La campagne a été exceptionnellement brève en raison d’une dissolution tardive, concentrée sur deux mois d’hiver, cett brièveté a accru la pression sur les partis et les candidats.

La coalition sortante était attendue en difficulté, notamment le FDP (libéraux) qui espérait jouer un rôle pivot mais a échoué à revenir au Bundestag.

Les Verts ont tenté de se démarquer, sans grand succès, tandis que le SPD (sociaux-démocrates) n’a pas su regagner la confiance.

Percée de l’extrême droite et recomposition politique

L’AFD (extrême droite) a confirmé sa progression, notamment dans l’Est où elle atteint des scores records (jusqu’à 46% dans certains Länder), suscitant un véritable choc même si la tendance était largement annoncée

La forte mobilisation démocratique, en particulier des jeunes, a permis à Die Linke (gauche) de faire son retour au Parlement, atténuant en partie la poussée de l’extrême droite.

D’autres partis, comme le BSW (scission pro-russe), restent sous la barre des 5% et donc non représentés, ce qui pose la question de la représentativité.

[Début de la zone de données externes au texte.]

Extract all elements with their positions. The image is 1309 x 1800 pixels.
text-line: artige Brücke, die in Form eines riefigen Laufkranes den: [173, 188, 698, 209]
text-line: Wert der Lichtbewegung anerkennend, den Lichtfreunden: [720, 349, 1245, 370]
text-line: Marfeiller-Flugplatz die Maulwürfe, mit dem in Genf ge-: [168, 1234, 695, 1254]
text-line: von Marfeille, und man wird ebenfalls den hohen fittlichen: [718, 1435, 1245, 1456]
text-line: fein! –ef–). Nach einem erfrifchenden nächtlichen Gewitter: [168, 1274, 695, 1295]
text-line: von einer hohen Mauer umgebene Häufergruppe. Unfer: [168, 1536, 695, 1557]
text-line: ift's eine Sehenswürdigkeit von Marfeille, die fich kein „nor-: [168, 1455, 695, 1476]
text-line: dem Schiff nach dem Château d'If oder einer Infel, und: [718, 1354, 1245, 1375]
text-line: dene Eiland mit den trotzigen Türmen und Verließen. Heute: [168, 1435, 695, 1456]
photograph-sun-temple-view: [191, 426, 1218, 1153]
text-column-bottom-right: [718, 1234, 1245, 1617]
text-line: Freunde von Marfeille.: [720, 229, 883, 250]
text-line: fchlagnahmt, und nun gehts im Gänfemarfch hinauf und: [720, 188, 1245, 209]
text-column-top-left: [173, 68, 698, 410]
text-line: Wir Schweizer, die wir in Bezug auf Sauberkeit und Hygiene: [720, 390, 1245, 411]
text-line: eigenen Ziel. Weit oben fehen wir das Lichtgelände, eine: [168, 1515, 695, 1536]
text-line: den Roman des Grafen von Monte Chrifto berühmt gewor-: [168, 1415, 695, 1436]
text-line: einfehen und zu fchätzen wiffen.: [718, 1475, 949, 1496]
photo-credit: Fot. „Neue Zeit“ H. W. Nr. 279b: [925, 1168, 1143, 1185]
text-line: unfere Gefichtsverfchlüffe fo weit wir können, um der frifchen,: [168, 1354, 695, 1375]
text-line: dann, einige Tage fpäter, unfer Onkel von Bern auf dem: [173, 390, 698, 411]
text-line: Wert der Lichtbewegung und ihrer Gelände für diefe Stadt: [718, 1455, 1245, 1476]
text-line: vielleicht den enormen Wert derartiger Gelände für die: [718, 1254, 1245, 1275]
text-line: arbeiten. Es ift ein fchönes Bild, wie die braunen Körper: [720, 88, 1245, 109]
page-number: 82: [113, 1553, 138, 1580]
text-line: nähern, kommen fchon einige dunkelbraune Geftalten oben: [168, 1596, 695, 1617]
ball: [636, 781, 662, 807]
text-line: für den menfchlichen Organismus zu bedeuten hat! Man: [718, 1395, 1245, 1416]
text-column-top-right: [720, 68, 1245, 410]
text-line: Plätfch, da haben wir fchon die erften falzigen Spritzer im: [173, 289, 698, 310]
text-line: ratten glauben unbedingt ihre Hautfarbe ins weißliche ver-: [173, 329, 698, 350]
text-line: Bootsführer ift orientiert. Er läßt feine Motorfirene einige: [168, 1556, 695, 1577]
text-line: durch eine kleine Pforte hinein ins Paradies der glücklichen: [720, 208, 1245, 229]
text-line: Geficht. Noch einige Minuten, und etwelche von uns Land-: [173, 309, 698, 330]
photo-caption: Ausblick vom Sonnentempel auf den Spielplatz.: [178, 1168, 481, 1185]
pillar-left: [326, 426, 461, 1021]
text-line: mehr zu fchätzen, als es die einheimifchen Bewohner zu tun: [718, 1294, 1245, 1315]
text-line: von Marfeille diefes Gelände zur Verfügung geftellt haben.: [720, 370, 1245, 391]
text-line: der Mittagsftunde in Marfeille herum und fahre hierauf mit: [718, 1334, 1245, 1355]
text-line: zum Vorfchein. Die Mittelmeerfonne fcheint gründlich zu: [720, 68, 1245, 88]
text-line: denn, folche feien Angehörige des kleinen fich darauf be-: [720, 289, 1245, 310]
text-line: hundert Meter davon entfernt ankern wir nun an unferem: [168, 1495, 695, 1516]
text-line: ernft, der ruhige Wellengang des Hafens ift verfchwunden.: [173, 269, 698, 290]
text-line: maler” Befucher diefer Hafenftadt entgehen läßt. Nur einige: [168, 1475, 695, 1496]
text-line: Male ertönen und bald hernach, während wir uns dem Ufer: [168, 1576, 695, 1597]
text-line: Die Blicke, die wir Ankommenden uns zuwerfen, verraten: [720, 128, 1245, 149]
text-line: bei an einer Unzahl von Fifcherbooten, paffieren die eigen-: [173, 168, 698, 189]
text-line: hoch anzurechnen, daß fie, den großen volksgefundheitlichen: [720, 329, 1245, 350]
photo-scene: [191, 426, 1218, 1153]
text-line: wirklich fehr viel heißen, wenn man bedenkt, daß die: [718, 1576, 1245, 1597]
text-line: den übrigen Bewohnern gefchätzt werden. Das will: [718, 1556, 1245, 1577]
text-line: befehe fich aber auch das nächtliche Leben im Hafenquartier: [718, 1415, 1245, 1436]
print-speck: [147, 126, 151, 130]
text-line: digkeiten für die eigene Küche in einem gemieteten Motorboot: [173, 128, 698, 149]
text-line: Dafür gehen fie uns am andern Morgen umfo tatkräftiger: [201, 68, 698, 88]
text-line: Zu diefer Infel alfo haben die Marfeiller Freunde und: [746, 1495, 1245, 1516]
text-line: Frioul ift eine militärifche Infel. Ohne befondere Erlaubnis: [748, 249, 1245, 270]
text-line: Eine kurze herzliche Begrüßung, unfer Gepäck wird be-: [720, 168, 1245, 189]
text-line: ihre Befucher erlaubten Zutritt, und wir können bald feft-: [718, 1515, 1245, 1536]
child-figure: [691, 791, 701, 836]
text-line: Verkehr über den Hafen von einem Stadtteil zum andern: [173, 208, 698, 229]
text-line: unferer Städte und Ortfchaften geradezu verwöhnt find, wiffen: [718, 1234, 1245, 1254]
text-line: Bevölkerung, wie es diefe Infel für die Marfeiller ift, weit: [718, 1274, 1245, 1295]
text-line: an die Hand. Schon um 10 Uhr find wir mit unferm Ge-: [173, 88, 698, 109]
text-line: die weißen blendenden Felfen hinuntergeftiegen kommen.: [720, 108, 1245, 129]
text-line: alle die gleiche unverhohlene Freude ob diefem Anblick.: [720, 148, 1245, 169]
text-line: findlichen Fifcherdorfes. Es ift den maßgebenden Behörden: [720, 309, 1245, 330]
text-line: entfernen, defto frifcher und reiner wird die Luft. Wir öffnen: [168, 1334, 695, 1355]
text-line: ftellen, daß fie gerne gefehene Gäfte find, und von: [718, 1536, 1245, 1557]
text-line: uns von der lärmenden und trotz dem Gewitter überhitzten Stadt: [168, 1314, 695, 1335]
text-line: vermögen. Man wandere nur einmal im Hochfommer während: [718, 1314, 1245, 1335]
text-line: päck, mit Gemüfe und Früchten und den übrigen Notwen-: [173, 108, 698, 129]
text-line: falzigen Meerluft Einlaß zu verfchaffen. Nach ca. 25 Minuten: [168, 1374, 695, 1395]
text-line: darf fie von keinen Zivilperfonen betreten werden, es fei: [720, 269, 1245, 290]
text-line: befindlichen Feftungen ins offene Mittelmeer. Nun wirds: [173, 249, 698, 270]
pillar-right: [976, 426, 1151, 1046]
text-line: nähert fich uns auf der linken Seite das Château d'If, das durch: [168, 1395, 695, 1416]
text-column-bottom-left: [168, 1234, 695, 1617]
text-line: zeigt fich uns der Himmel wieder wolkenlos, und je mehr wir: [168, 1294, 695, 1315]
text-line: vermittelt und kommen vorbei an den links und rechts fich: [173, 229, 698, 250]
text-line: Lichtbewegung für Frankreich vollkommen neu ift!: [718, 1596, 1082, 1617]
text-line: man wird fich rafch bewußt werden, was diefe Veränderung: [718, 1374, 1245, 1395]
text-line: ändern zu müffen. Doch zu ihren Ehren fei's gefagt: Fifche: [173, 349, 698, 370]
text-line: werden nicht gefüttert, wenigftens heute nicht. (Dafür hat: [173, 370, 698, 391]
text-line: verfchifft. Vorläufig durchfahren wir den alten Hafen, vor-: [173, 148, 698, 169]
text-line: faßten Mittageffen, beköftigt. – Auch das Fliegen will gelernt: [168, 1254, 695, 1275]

Analyse médiatique : France vs Allemagne

Les médias français ont été jugés peu nuancés dans leur couverture, se concentrant surtout sur la montée de l’AFD, alors que la réalité allemande est plus complexe, marquée par une diversité de courants politiques.

En Allemagne, les débats politiques sont plus ouverts et moins polarisés, avec une tradition de discussion publique et de formats télévisés où les représentants de différents partis échangent directement.

L’éditorialisme domine en France, avec moins de place pour le documentaire et la confrontation directe d’idées.

Les grands axes de la nouvelle coalition

La feuille de route gouvernementale met l’accent sur la relance économique (allègements fiscaux pour entreprises et particuliers, baisse du coût de l’énergie) et sur la question migratoire (contrôle renforcé des frontières, durcissement des conditions d’accès à la nationalité, limitation du regroupement familial).

L’immigration reste un sujet central, à la fois pour répondre à la pression de l’extrême droite et pour répondre aux besoins du marché du travail, dans un contexte de vieillissement démographique et de pénurie de main-d’œuvre.

Le sentiment d’insécurité, de déclassement, et la frustration dans l’Est du pays alimentent les tensions et la montée de l’AFD, avec une sous-représentation persistante de cette région au niveau politique et économique.

Nominations ministérielles et signaux politiques

La nomination d’un ministre des Finances originaire de l’Est est perçue comme un geste pour mieux représenter cette région marginalisée et s’attaquer aux inégalités.

le nouveau ministre des Affaires étrangères affiche une ligne conservatrice, marquant un retour à une Allemagne forte, plus autonome sur la scène européenne et internationale, notamment vis-à-vis de la Russie et des États-Unis.

Ainsi, les élections allemandes confirment une recomposition politique profonde, avec l’affaiblissement des grands partis traditionnels, la montée de l’extrême droite, et une forte attente de réponses concrètes sur l’économie et l’immigration. Le paysage médiatique et politique allemand se distingue lui aussi par une plus grande ouverture au débat public et une diversité de points de vue, en contraste avec la polarisation française. L’Allemagne prévoit de se confronter à des grands défis notamment la restauration et la confiance plus précisément à l’est et de trouver un équilibre entre fermeté et ouverture, tant sur le plan économique que migratoire.